2.3. Le changement brutal :

Le changement brutal traduit une modification globale et en profondeur du système et une destruction irréversible de l’ancienne situation. Ce changement peut être qualifié de «pénétrant» et «profond» (Ledford et al, 1991) ou encore de «stratégique» ayant un impact sur l'ensemble du système de l'organisation et sa stratégie, par rapport aux changements plus incrémentaux affectant seulement certains éléments de l'organisation, sans modifier le système dans sa « globalité» (Durieux et Vandangeon, 1996).

La poste tunisienne incarne, par excellence, ce type de changement. Une administration classique créée depuis le début du siècle dernier avec des salariés dans la majorité âgés entre 41 et 55 ans et travaillent à l'ancienne, a « brutalement » imposé des nouvelles méthodes de travail à ses salariés. Un petit déséquilibre se ressent, lors de notre observation participante, entre les anciens salariés qui, travaillant toujours avec leurs méthodes habituelles parce s'adaptant mal avec la nouvelle gestion de travail, et les jeunes salariés qui jonglent avec les TIC et n'ont aucun problème d'adaptation : déséquilibre générationnel et d'adaptation.

Ce type de changement touche «non seulement les caractéristiques tangibles de

l’organisation comme la stratégie, la structure organisationnelle et le système de gestion, mais aussi, inévitablement, ses valeurs fondamentales et son système de croyances et de présupposés, c’est-à-dire la culture de l’entreprise» (Allaire et Firsirotu, 1993, p104).

134 Toutefois, le changement brutal peut avoir un effet destructeur puisque les anciens schémas cognitifs sont remplacés par des nouveaux (Moch et Bartunek, 1987, Johnson et Scholes, 2000). Aussi, les pratiques de management existantes cèdent la place à des nouvelles et la structure organisationnelle en présence disparaît. Pour ce type de mutation, le facteur temps est important, car pour qu’elle soit efficace, il faut la réaliser rapidement afin de minimiser les coûts (Miller, 1982).
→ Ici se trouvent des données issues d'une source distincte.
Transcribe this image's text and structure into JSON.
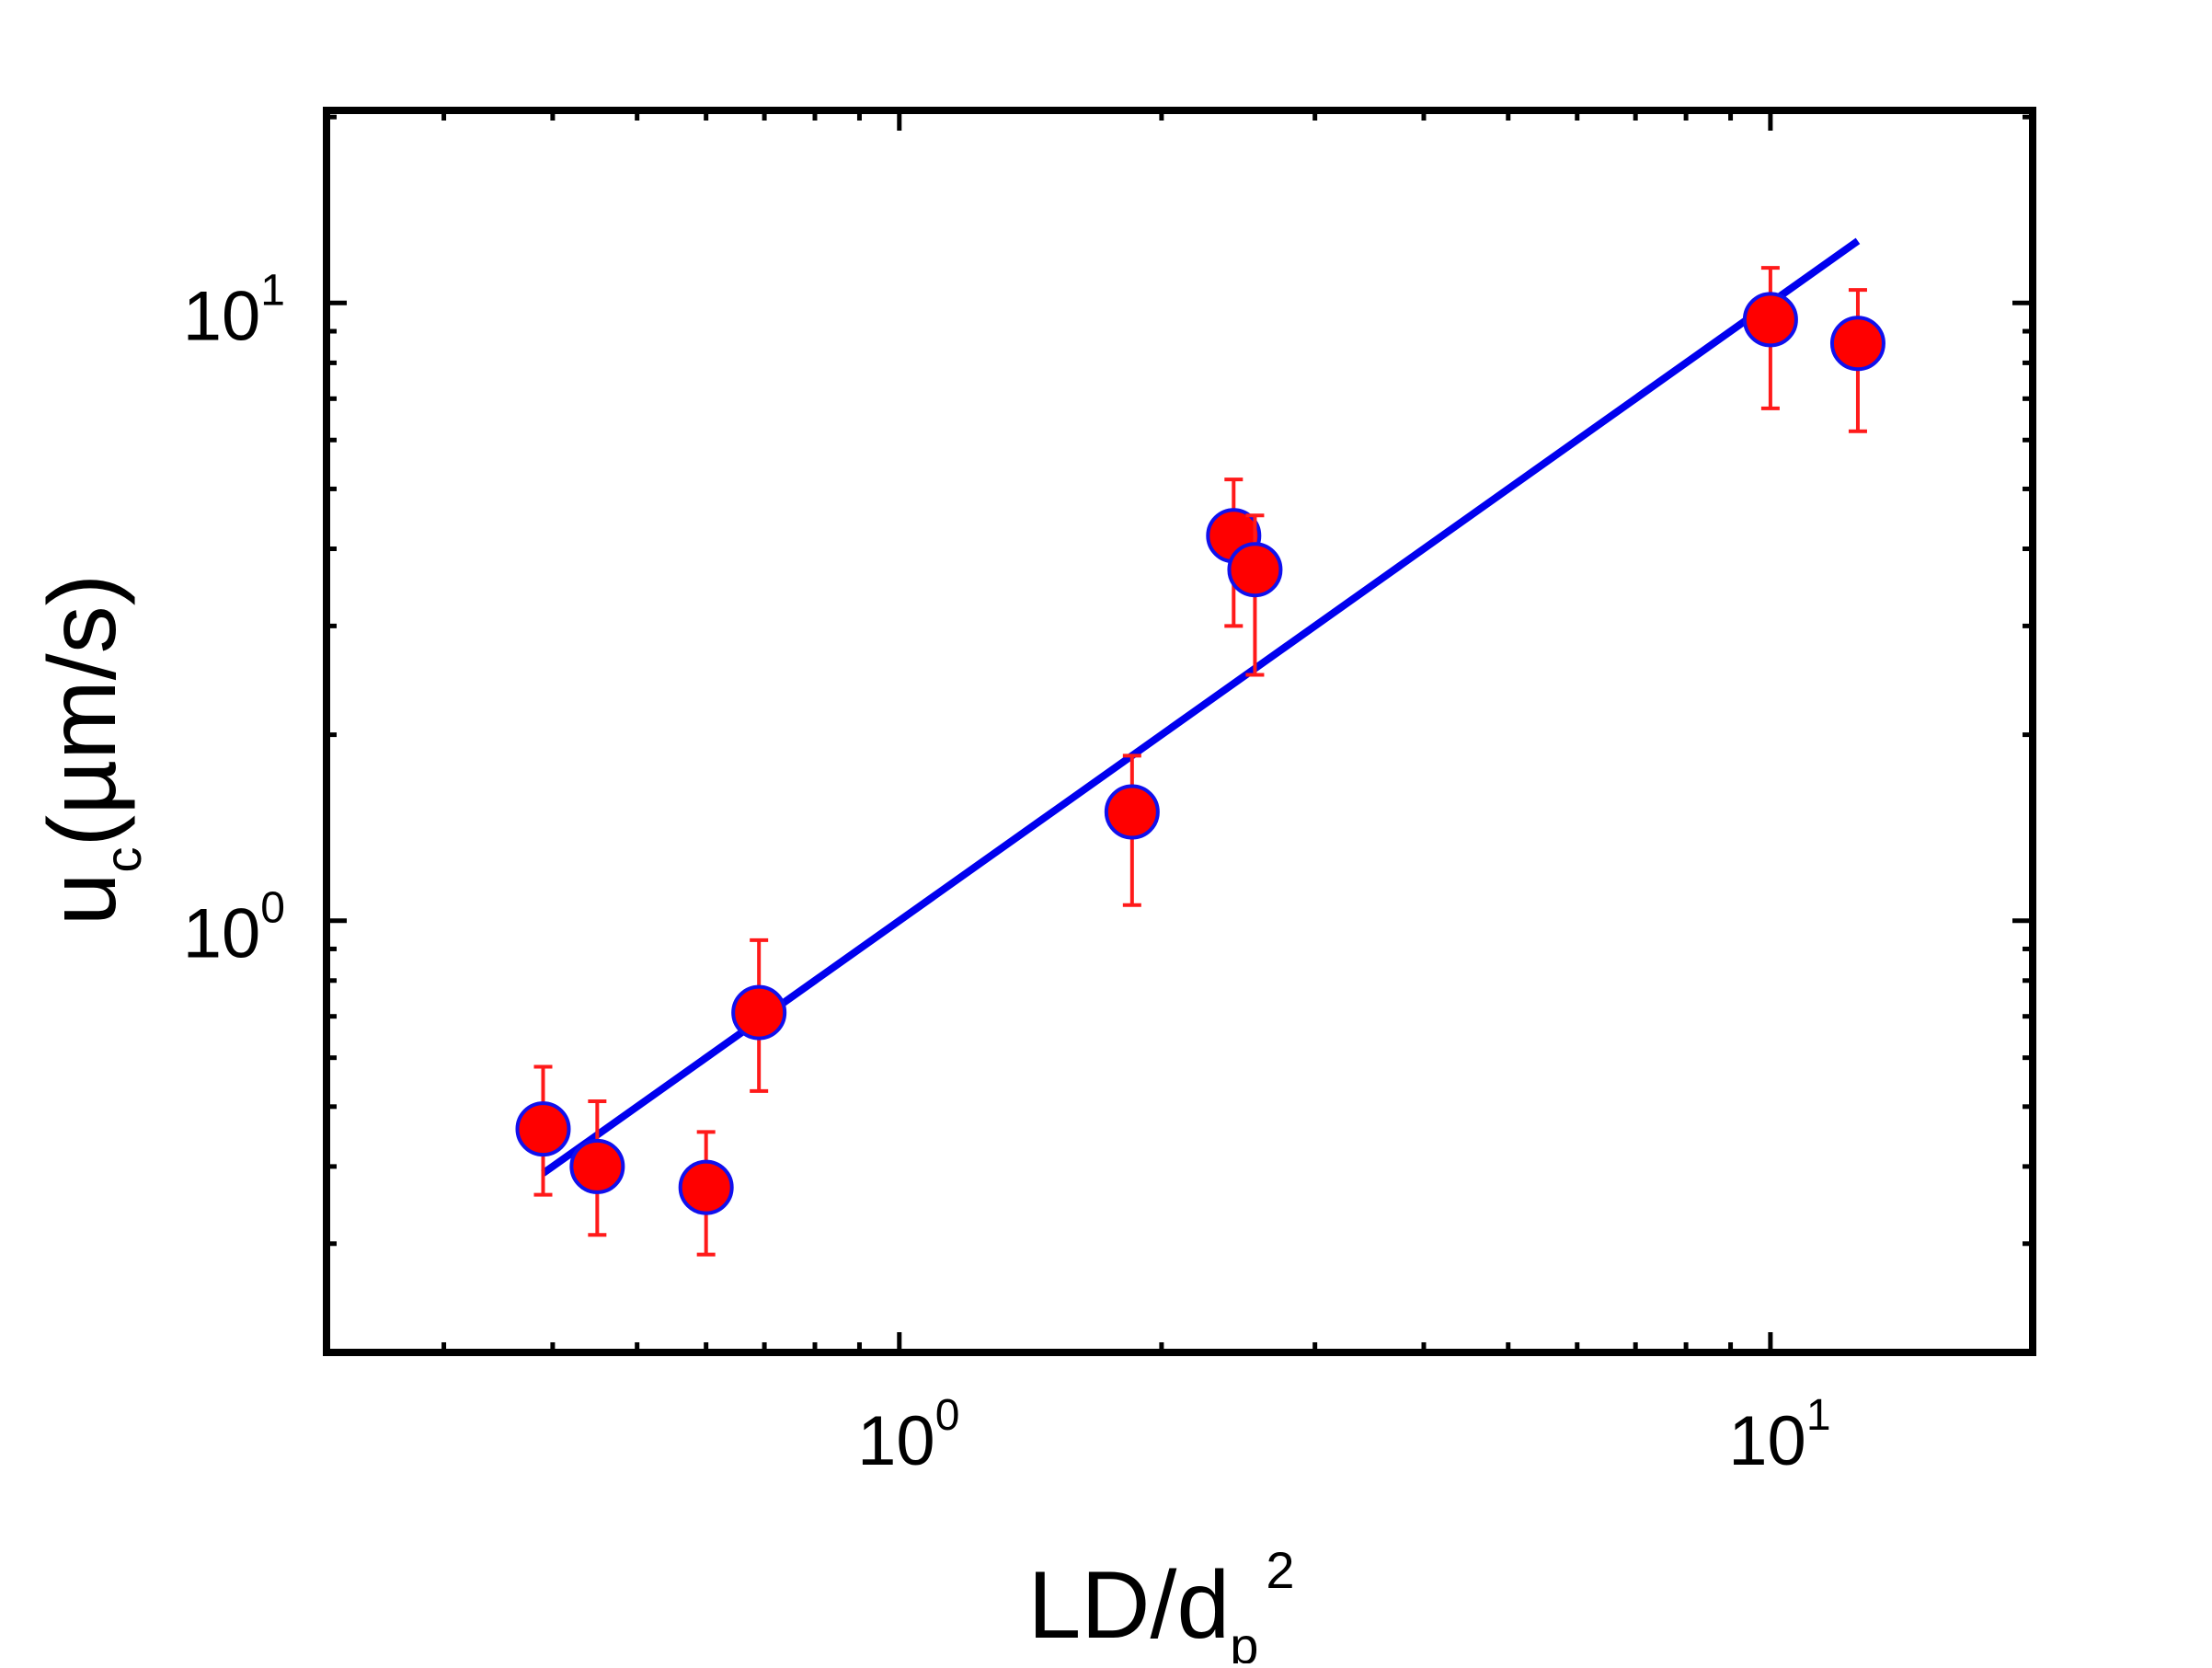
{
  "chart_data": {
    "type": "scatter",
    "title": "",
    "xlabel": {
      "main": "LD/d",
      "sub": "p",
      "sup": "2"
    },
    "ylabel": {
      "main": "u",
      "sub": "c",
      "rest": "(µm/s)"
    },
    "x_scale": "log",
    "y_scale": "log",
    "xlim": [
      0.22,
      20
    ],
    "ylim": [
      0.2,
      20.5
    ],
    "grid": false,
    "legend": "none",
    "x_ticks": [
      {
        "value": 1,
        "base": "10",
        "exp": "0"
      },
      {
        "value": 10,
        "base": "10",
        "exp": "1"
      }
    ],
    "y_ticks": [
      {
        "value": 1,
        "base": "10",
        "exp": "0"
      },
      {
        "value": 10,
        "base": "10",
        "exp": "1"
      }
    ],
    "colors": {
      "marker_fill": "#ff0000",
      "marker_edge": "#1010ee",
      "error_bar": "#ff1a1a",
      "fit_line": "#0000ee",
      "axes": "#000000"
    },
    "series": [
      {
        "kind": "points",
        "x": [
          0.39,
          0.45,
          0.6,
          0.69,
          1.85,
          2.42,
          2.56,
          10.0,
          12.6
        ],
        "y": [
          0.46,
          0.4,
          0.37,
          0.71,
          1.5,
          4.2,
          3.7,
          9.4,
          8.6
        ],
        "err_low": [
          0.1,
          0.09,
          0.082,
          0.18,
          0.44,
          1.2,
          1.2,
          2.65,
          2.4
        ],
        "err_high": [
          0.12,
          0.11,
          0.085,
          0.22,
          0.35,
          0.98,
          0.83,
          2.0,
          1.9
        ]
      },
      {
        "kind": "fit-line",
        "x": [
          0.39,
          12.6
        ],
        "y": [
          0.39,
          12.6
        ]
      }
    ]
  }
}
De plus, il importe que tous les sous-systèmes soient modifiés en même temps, faute de quoi les anciennes pratiques peuvent nuire à celles qui ont été modifiées (Vandangeon, 1998a).
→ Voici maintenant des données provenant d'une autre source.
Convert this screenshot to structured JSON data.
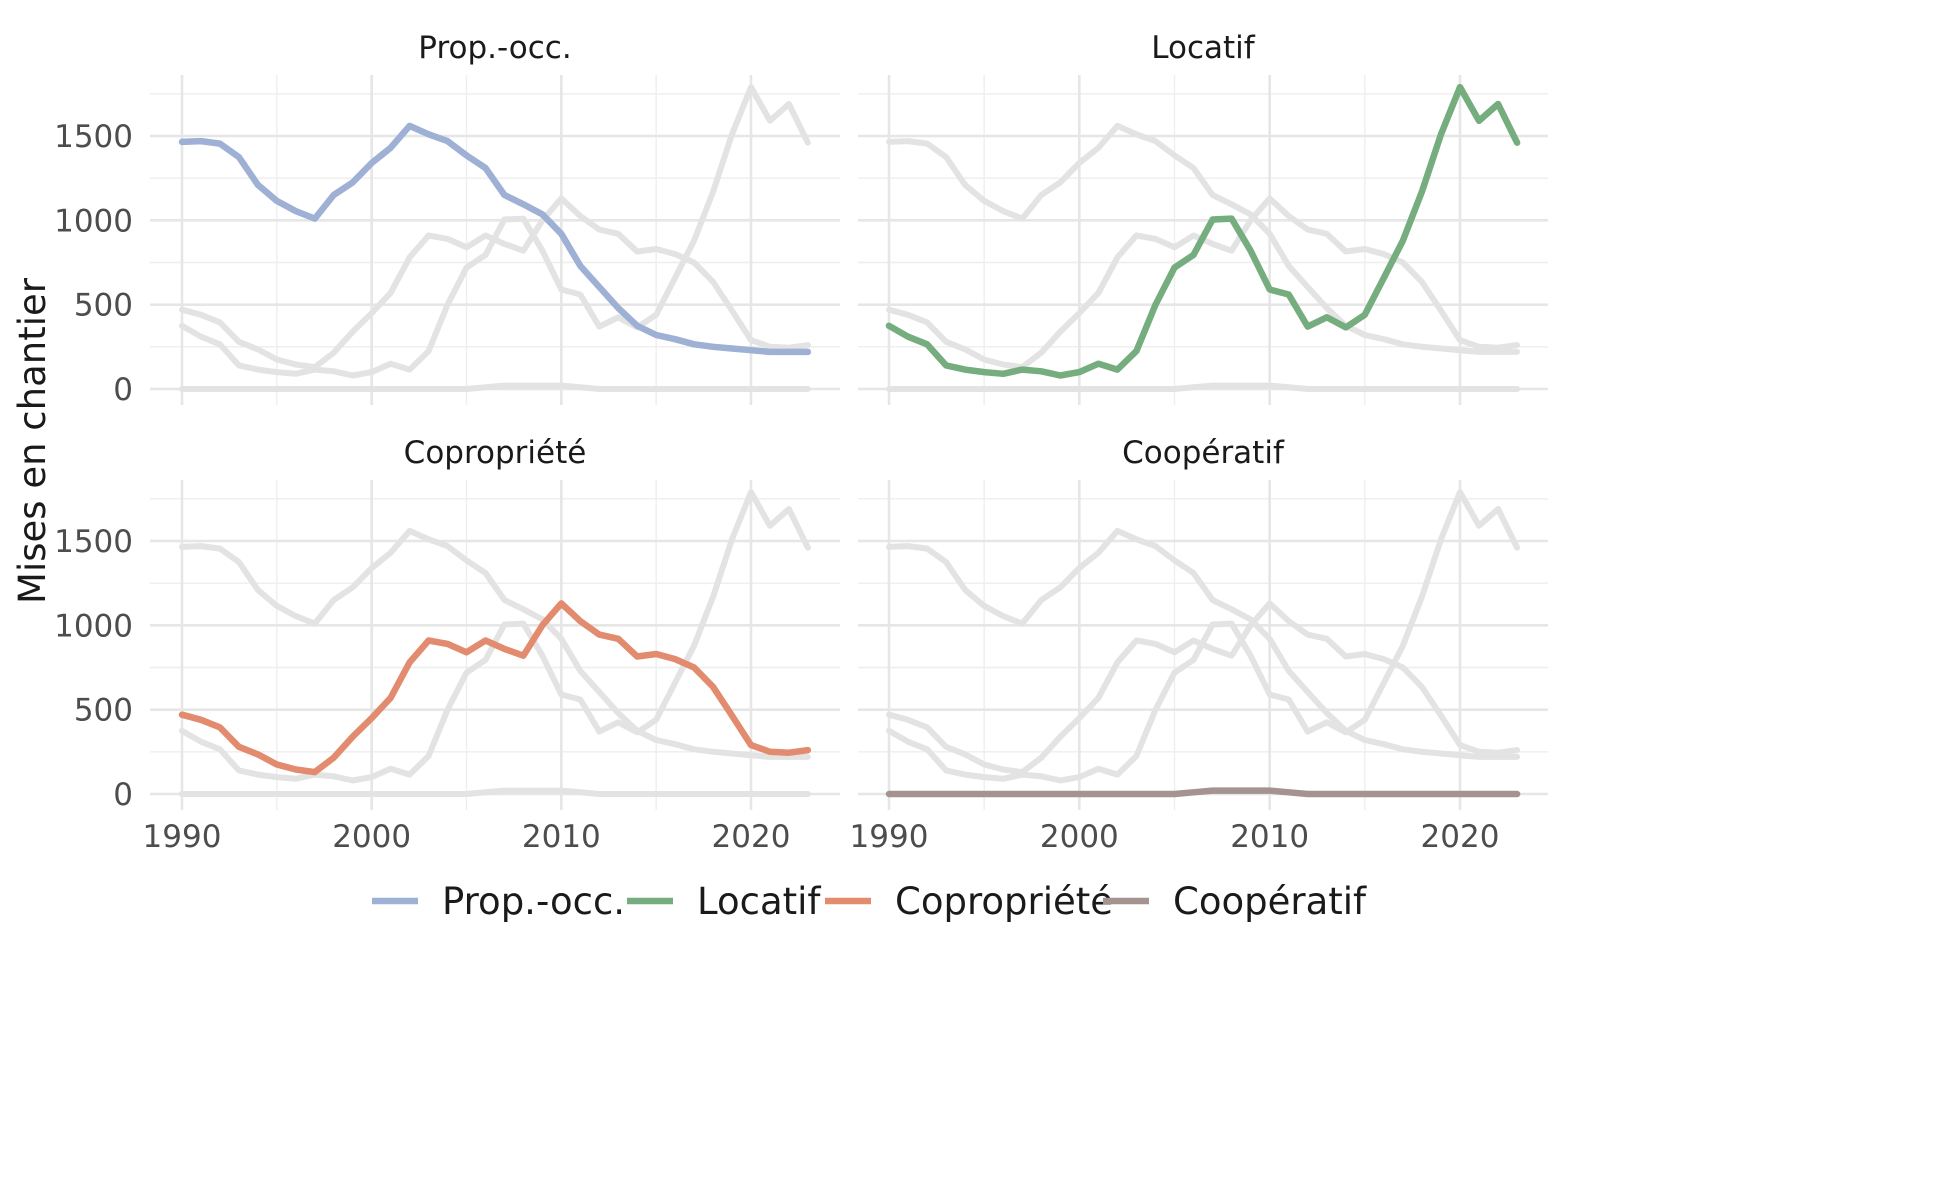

Pour Vendangeon et Durieux (1996), l’évolution de l’organisation n'est pas continue, elle s’établit étape par étape suivant des «cycles réguliers» composés de périodes relativement longues de changements incrémentaux et d'adaptation. Périodes relativement courtes de transformations radicales, discontinues durant lesquelles sont remis en cause la stratégie, le pouvoir, la structure et le mode de contrôle (Pettigrew, 1987, Tushman et Romanelli, 1985; Sheldon, 1980; Ramaprasad, 1982, Miller et Friesen, 1980).
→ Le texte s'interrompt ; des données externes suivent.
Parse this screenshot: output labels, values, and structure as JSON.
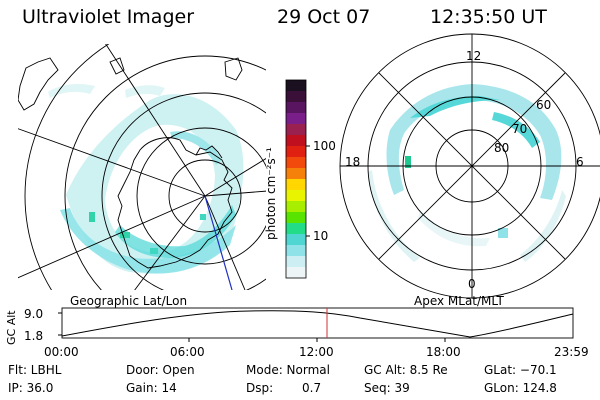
{
  "header": {
    "title": "Ultraviolet Imager",
    "date": "29 Oct 07",
    "time": "12:35:50 UT"
  },
  "colorbar": {
    "unit_label": "photon cm⁻²s⁻¹",
    "ticks": [
      "100",
      "10"
    ],
    "colors": [
      "#1a1020",
      "#3a0f38",
      "#5a1560",
      "#7a1f8a",
      "#9a2050",
      "#c01020",
      "#e02010",
      "#f24a0c",
      "#f5800a",
      "#ffd600",
      "#e8f400",
      "#a8ee00",
      "#58e400",
      "#22dc88",
      "#4fd6d2",
      "#8ee2e8",
      "#cdeef2",
      "#eef5f6"
    ]
  },
  "geo_map": {
    "label": "Geographic Lat/Lon"
  },
  "polar_map": {
    "label": "Apex MLat/MLT",
    "mlt_labels": {
      "top": "12",
      "left": "18",
      "right": "6",
      "bottom": "0"
    },
    "lat_labels": [
      "80",
      "70",
      "60"
    ]
  },
  "altitude_plot": {
    "ylabel": "GC Alt",
    "yticks": [
      "9.0",
      "1.8"
    ],
    "xticks": [
      "00:00",
      "06:00",
      "12:00",
      "18:00",
      "23:59"
    ]
  },
  "footer": {
    "row1": {
      "filter": "Flt: LBHL",
      "door": "Door: Open",
      "mode": "Mode: Normal",
      "gc_alt": "GC Alt: 8.5 Re",
      "glat": "GLat: −70.1"
    },
    "row2": {
      "ip": "IP: 36.0",
      "gain": "Gain: 14",
      "dsp_label": "Dsp:",
      "dsp_value": "0.7",
      "seq": "Seq: 39",
      "glon": "GLon: 124.8"
    }
  }
}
Par ailleurs, Tunisie Telecom a mis en place de nouveaux objectifs stratégiques pour faire face à la concurrence accrue avec les fournisseurs de télécommunications et internet en Tunisie. Elle a vécu un double changement. À commencer par le rachat de 49 % de son capital par un groupe fournisseur de télécommunications du Dubaï et une grande et rapide modernisation de ses outils de travail. En peu de temps, les salariés ont dû faire face à ces deux grands événements sans aucune préparation ni implication.

Plusieurs salariés que nous avons interviewés à Tunisie Telecom se plaignent de la marginalisation de la direction générale en tout ce qui concerne l'information sur les objectifs de leur agence. Une jeune cadre nous confie ne pas sentir appartenir à l'agence et elle ajoute qu'elle s'informe sur son agence de la presse, de bouche à oreille, et de Facebook, mais jamais de la direction générale. Une telle marginalisation informationnelle, que nous allons évoquer en détails dans la troisième partie de la thèse où nous allons évoquer la démarche communicationnelle de nos études de cas.